Wie heißen die Personen in diesem Beitrag?

Andy Burnham, Giorgia Meloni, Emmanuel Macron, Friedrich Merz

Welche Organisationen oder Institutionen werden genannt?

Großbritannien, Italien, Frankreich, Deutschland, Israelische Regierung, Andy Burnham, Giorgia Meloni, Emmanuel Macron, Friedrich Merz (CDU), Internationale Gemeinschaft, Sicherheitsrat der Vereinten Nationen, Vereinten Nationen, Palästinensische Gebiete, Palästinensische Wirtschaft, Zivilbevölkerung, Wirtschaftsunternehmen

Wann ist das Ereignis passiert?

Nicht erwähnt

Wo spielt die Handlung des Artikels?

Jerusalem, Westjordanland (Palästinensische Gebiete)

Worum geht es in einem Satz?

Die Staats- und Regierungschefs von Großbritannien, Italien, Frankreich und Deutschland kritisieren die israelische Entscheidung, Ausschreibungen für das E1-Siedlungsprojekt zu veröffentlichen, als inakzeptabel, weil sie die Zweistaatenlösung untergrabe, gegen das Völkerrecht verstoße und folglich sowohl politisch als auch rechtlich sowie reputativ schwerwiegende Konsequenzen nach sich ziehen könne.

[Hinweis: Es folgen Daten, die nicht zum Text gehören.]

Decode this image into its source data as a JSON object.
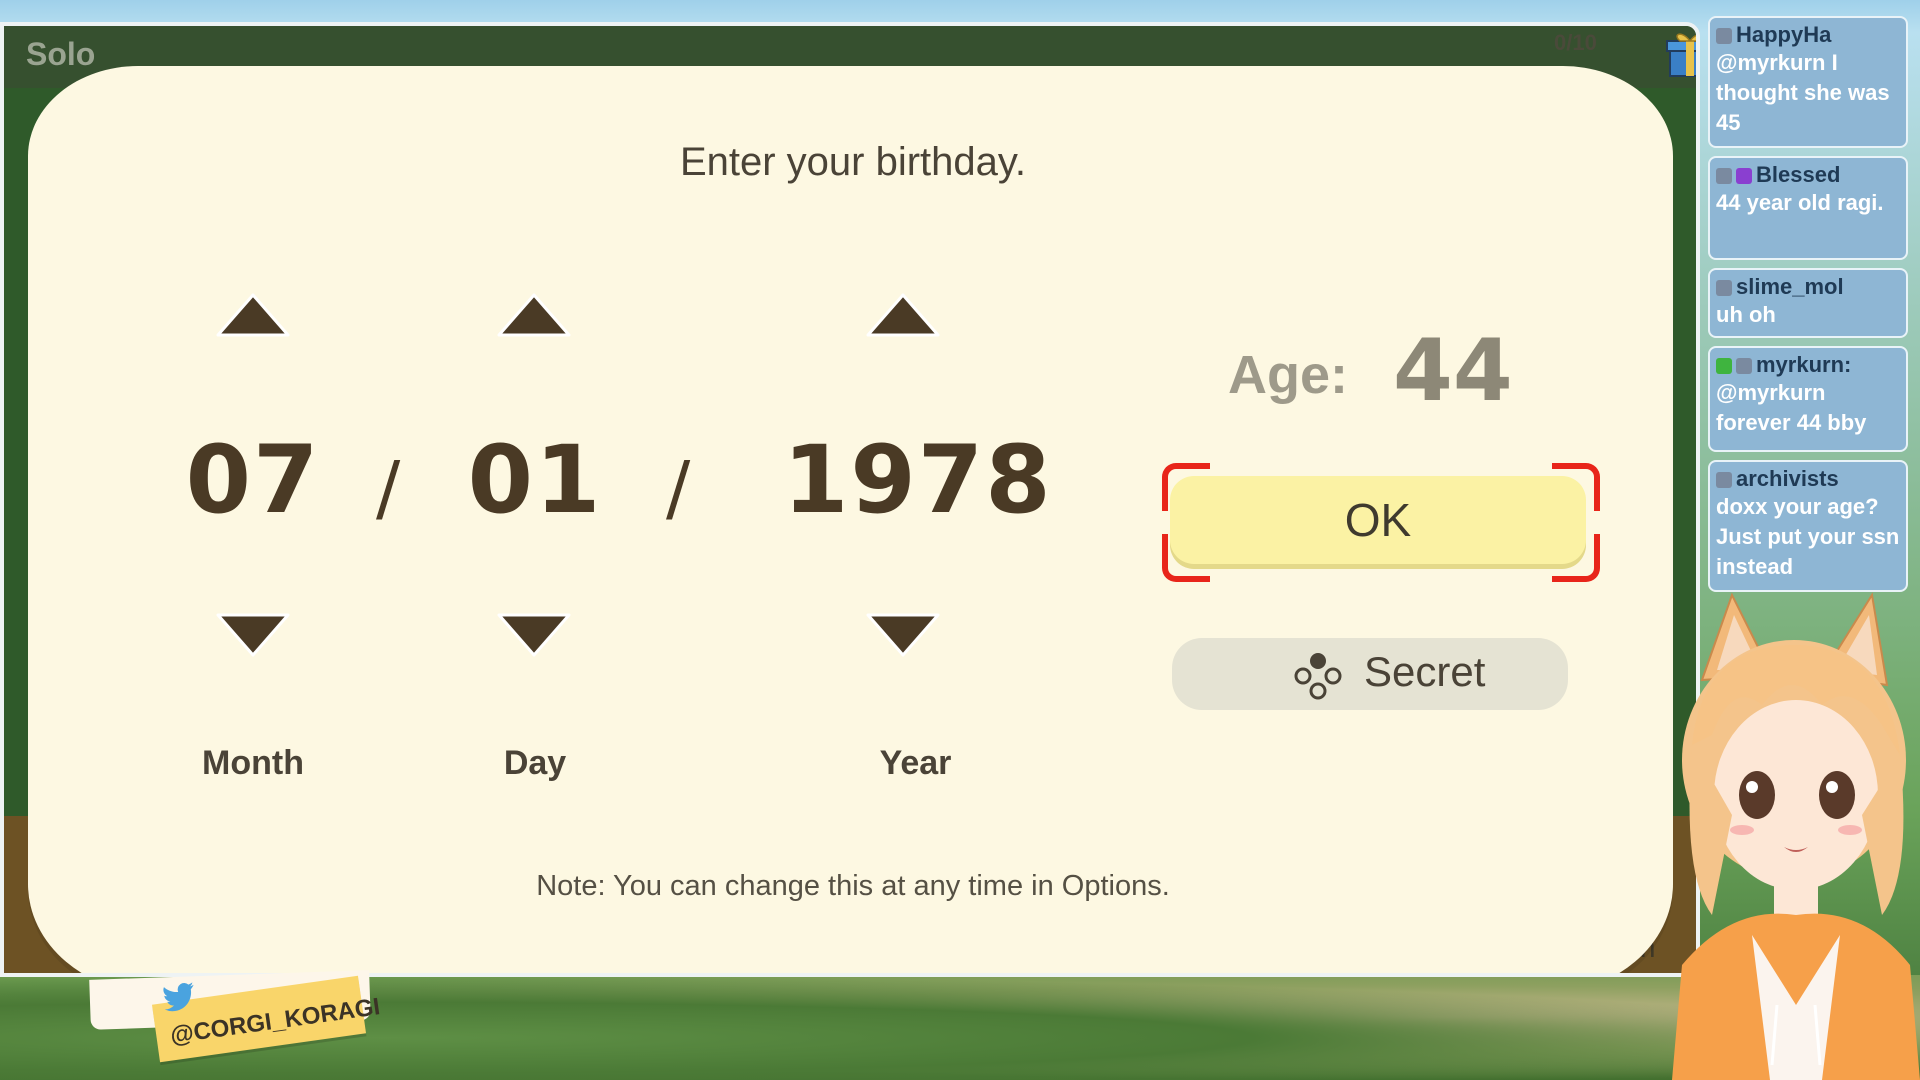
{
  "game": {
    "mode_label": "Solo",
    "counter": "0/10",
    "confirm_hint": "nfirm"
  },
  "dialog": {
    "title": "Enter your birthday.",
    "month": {
      "value": "07",
      "label": "Month"
    },
    "day": {
      "value": "01",
      "label": "Day"
    },
    "year": {
      "value": "1978",
      "label": "Year"
    },
    "separator": "/",
    "age_label": "Age:",
    "age_value": "44",
    "ok_label": "OK",
    "secret_label": "Secret",
    "note": "Note: You can change this at any time in Options."
  },
  "chat": {
    "messages": [
      {
        "user": "HappyHa",
        "text": "@myrkurn I thought she was 45"
      },
      {
        "user": "Blessed",
        "text": "44 year old ragi."
      },
      {
        "user": "slime_mol",
        "text": "uh oh"
      },
      {
        "user": "myrkurn:",
        "text": "@myrkurn forever 44 bby"
      },
      {
        "user": "archivists",
        "text": "doxx your age? Just put your ssn instead"
      }
    ]
  },
  "overlay": {
    "twitter_handle": "@CORGI_KORAGI"
  },
  "colors": {
    "dialog_bg": "#fdf8e2",
    "ok_bg": "#fbf2a4",
    "focus_corner": "#e8251a",
    "text_dark": "#4a3a25"
  },
  "icons": {
    "up": "triangle-up-icon",
    "down": "triangle-down-icon",
    "secret": "three-dot-controller-icon",
    "gift": "gift-box-icon",
    "twitter": "twitter-bird-icon"
  }
}
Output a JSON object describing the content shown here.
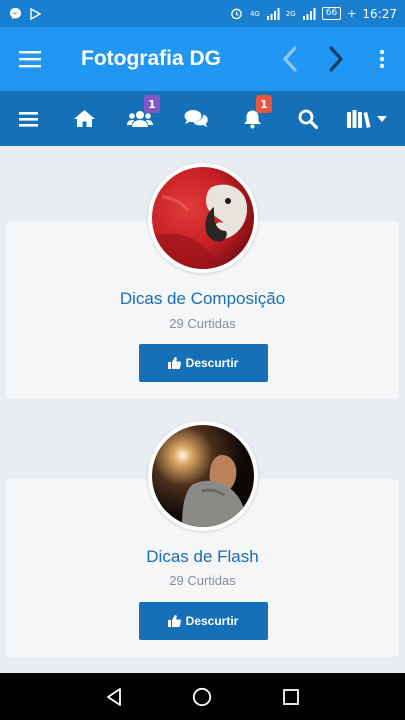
{
  "status_bar": {
    "left_icons": [
      "messenger-icon",
      "play-icon"
    ],
    "right_icons": [
      "alarm-icon",
      "signal-icon",
      "signal-icon"
    ],
    "network_1": "4G",
    "network_2": "2G",
    "battery": "66",
    "time": "16:27"
  },
  "app_bar": {
    "title": "Fotografia DG",
    "icons": [
      "menu-icon",
      "back-icon",
      "forward-icon",
      "more-vert-icon"
    ]
  },
  "toolbar": {
    "items": [
      {
        "icon": "menu-icon"
      },
      {
        "icon": "home-icon"
      },
      {
        "icon": "users-icon",
        "badge": "1"
      },
      {
        "icon": "chat-icon"
      },
      {
        "icon": "bell-icon",
        "badge": "1"
      },
      {
        "icon": "search-icon"
      },
      {
        "icon": "library-icon"
      }
    ],
    "colors": {
      "bar": "#1570b8",
      "appbar": "#2196f3",
      "badge_purple": "#8457c8",
      "badge_red": "#e8553d"
    }
  },
  "cards": [
    {
      "title": "Dicas de Composição",
      "likes": "29 Curtidas",
      "button": "Descurtir",
      "image": "parrot-photo"
    },
    {
      "title": "Dicas de Flash",
      "likes": "29 Curtidas",
      "button": "Descurtir",
      "image": "flash-portrait-photo"
    }
  ],
  "nav_bar": {
    "icons": [
      "back-triangle-icon",
      "home-circle-icon",
      "recents-square-icon"
    ]
  }
}
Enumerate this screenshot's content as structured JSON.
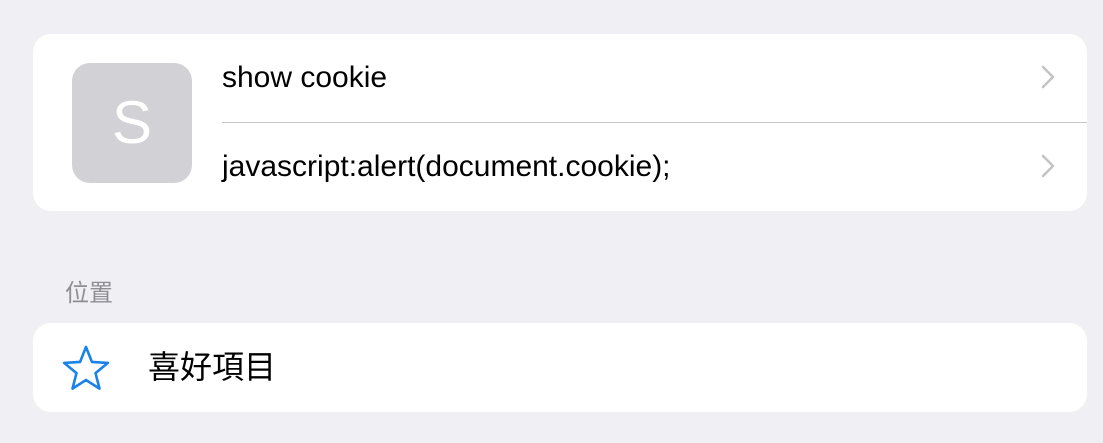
{
  "bookmark": {
    "avatar_letter": "S",
    "title": "show cookie",
    "url": "javascript:alert(document.cookie);"
  },
  "location_section": {
    "header": "位置",
    "item_label": "喜好項目",
    "item_icon": "star-icon"
  },
  "colors": {
    "background": "#efeff4",
    "card": "#ffffff",
    "avatar": "#d1d1d6",
    "accent": "#1a82e8",
    "secondary_text": "#8e8e93",
    "chevron": "#c4c4c7"
  }
}
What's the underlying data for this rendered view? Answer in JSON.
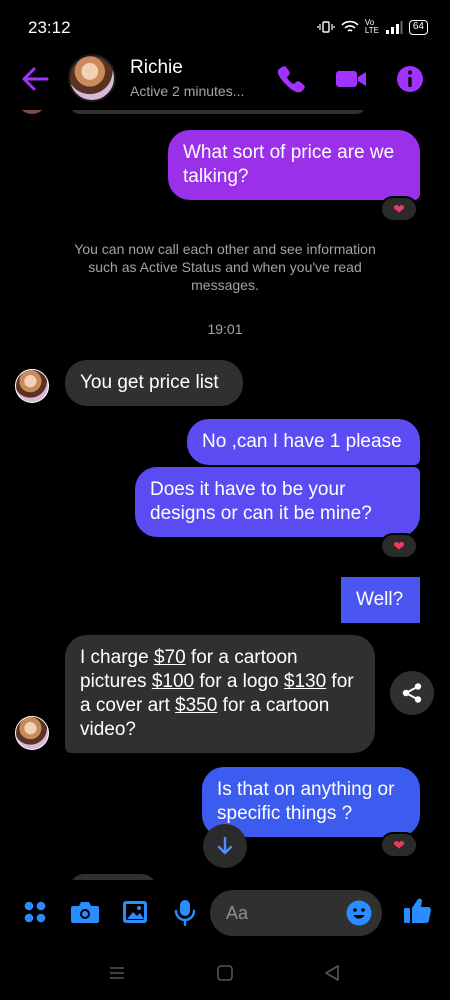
{
  "status_bar": {
    "time": "23:12",
    "signal_text": "Vo LTE",
    "battery": "64"
  },
  "header": {
    "contact_name": "Richie",
    "contact_status": "Active 2 minutes...",
    "accent_color": "#a033ff"
  },
  "messages": [
    {
      "id": "m1",
      "direction": "outgoing",
      "text": "What sort of price are we talking?",
      "reaction": "❤"
    },
    {
      "id": "m2",
      "direction": "incoming",
      "text": "You get price list"
    },
    {
      "id": "m3",
      "direction": "outgoing",
      "text": "No ,can I have 1 please"
    },
    {
      "id": "m4",
      "direction": "outgoing",
      "text": "Does it have to be your designs or can it be mine?",
      "reaction": "❤"
    },
    {
      "id": "m5",
      "direction": "outgoing",
      "text": "Well?"
    },
    {
      "id": "m6",
      "direction": "incoming",
      "parts": [
        "I charge ",
        "$70",
        " for a cartoon pictures ",
        "$100",
        " for a logo ",
        "$130",
        " for a cover art ",
        "$350",
        " for a cartoon video?"
      ]
    },
    {
      "id": "m7",
      "direction": "outgoing",
      "text": "Is that on anything or specific things ?",
      "reaction": "❤"
    }
  ],
  "system_note": "You can now call each other and see information such as Active Status and when you've read messages.",
  "timestamp": "19:01",
  "composer": {
    "placeholder": "Aa"
  },
  "icons": {
    "back": "arrow-left-icon",
    "call": "phone-icon",
    "video": "video-camera-icon",
    "info": "info-icon",
    "share": "share-icon",
    "scroll": "arrow-down-icon",
    "apps": "apps-grid-icon",
    "camera": "camera-icon",
    "gallery": "image-icon",
    "mic": "microphone-icon",
    "emoji": "smiley-icon",
    "like": "thumbs-up-icon"
  }
}
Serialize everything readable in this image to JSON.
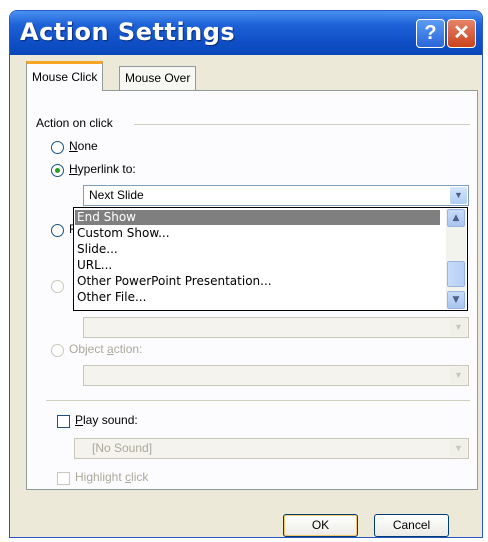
{
  "dialog": {
    "title": "Action Settings",
    "help_glyph": "?",
    "close_glyph": "✕"
  },
  "tabs": [
    {
      "label": "Mouse Click",
      "active": true
    },
    {
      "label": "Mouse Over",
      "active": false
    }
  ],
  "action_group": {
    "label": "Action on click",
    "none": {
      "prefix": "",
      "mnemonic": "N",
      "rest": "one",
      "checked": false
    },
    "hyperlink": {
      "prefix": "",
      "mnemonic": "H",
      "rest": "yperlink to:",
      "checked": true
    },
    "hyperlink_value": "Next Slide",
    "run_program_partial": "R",
    "object_action": {
      "prefix": "Object ",
      "mnemonic": "a",
      "rest": "ction:",
      "enabled": false
    }
  },
  "hyperlink_dropdown": {
    "items": [
      "End Show",
      "Custom Show...",
      "Slide...",
      "URL...",
      "Other PowerPoint Presentation...",
      "Other File..."
    ],
    "selected_index": 0
  },
  "sound": {
    "play_prefix": "",
    "play_mnemonic": "P",
    "play_rest": "lay sound:",
    "sound_value": "[No Sound]",
    "highlight_prefix": "Highlight ",
    "highlight_mnemonic": "c",
    "highlight_rest": "lick"
  },
  "buttons": {
    "ok": "OK",
    "cancel": "Cancel"
  },
  "icons": {
    "dropdown_arrow": "▼",
    "scroll_up": "▲",
    "scroll_down": "▼"
  },
  "colors": {
    "titlebar": "#0a47b8",
    "tab_accent": "#f5a623",
    "selection": "#7f7f7f"
  }
}
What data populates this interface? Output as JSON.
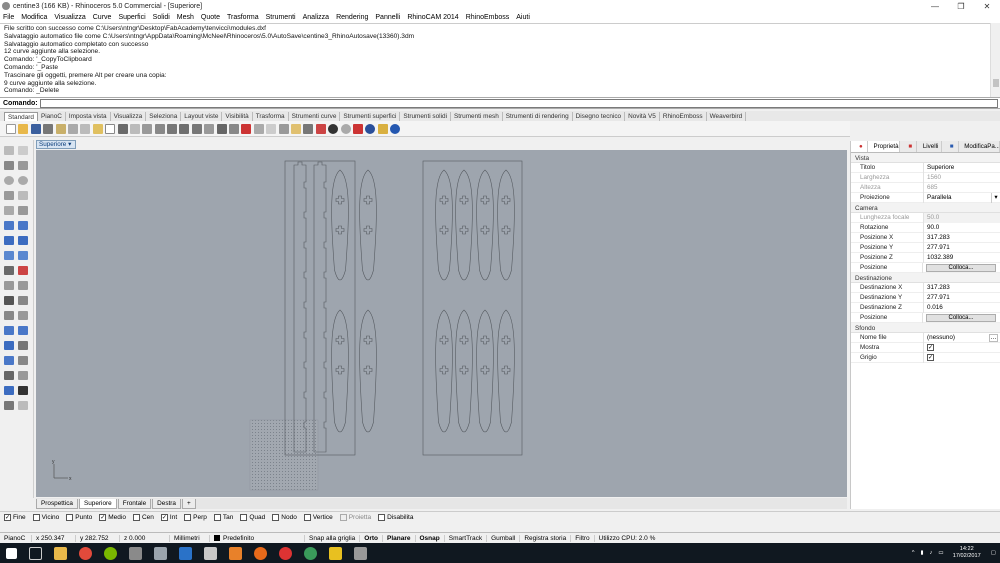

Was war der Auslöser für den Vorfall?

  • Veröffentlichung von Ausschreibungen durch die israelische Regierung für den Bau des E1-Siedlungsprojekts

Wie hat die Öffentlichkeit oder Politik reagiert?

  • In der gemeinsamen Mitteilung kritisieren Burnham, Meloni, Macron und Merz die Entscheidung Israels zur Veröffentlichung der Ausschreibungen für das E1-Siedlungsprojekt als inakzeptabel
  • Sie betonen, dass die internationale Gemeinschaft die Ausweitung der Siedlungen seit Langem ablehnt und große Bedenken sowohl vertraulich als auch öffentlich geäußert habe
  • Sie stellen fest, dass israelische Siedlungen im Westjordanland nach Völkerrecht rechtswidrig seien und berufen sich dabei auf die Haltung der internationalen Gemeinschaft sowie den Sicherheitsrat der Vereinten Nationen
  • Sie warnen vor weiteren Schäden für die Aussichten auf eine Zweistaatenlösung und für Israels internationales Ansehen
  • Sie fordern die israelische Regierung nachdrücklich auf, die Pläne unverzüglich zurückzunehmen und die Ausweitung der Siedlungen zu beenden
  • Sie appellieren an Wirtschaftsunternehmen, sich nicht auf Bauausschreibungen zu bewerben, und warnen vor rechtlichen und rufschädigenden Folgen

Welche Konsequenzen werden genannt?

  • Untergrabung der Aussichten auf eine Zweistaatenlösung
  • Gefährdung der territorialen Einheit der palästinensischen Gebiete
  • Weitere Beschädigung des internationalen Ansehens Israels
  • Zunahme der Besorgnis wegen Instabilität im Westjordanland
  • Verschärfung von wirtschaftlichen Belastungen für die palästinensische Wirtschaft
  • Rechtliche Risiken für beteiligte Unternehmen
  • Rufschädigende Folgen für Unternehmen bei einer Bewerbung um Bauausschreibungen
  • Risiko, sich an schweren Verstößen gegen das Völkerrecht zu beteiligen

Gibt es bereits eine Stellungnahme?

Ja — im Artikel wird eine gemeinsame Mitteilung mit namentlich genannten Aussagen von Andy Burnham, Giorgia Meloni, Emmanuel Macron und Friedrich Merz (CDU) zitiert.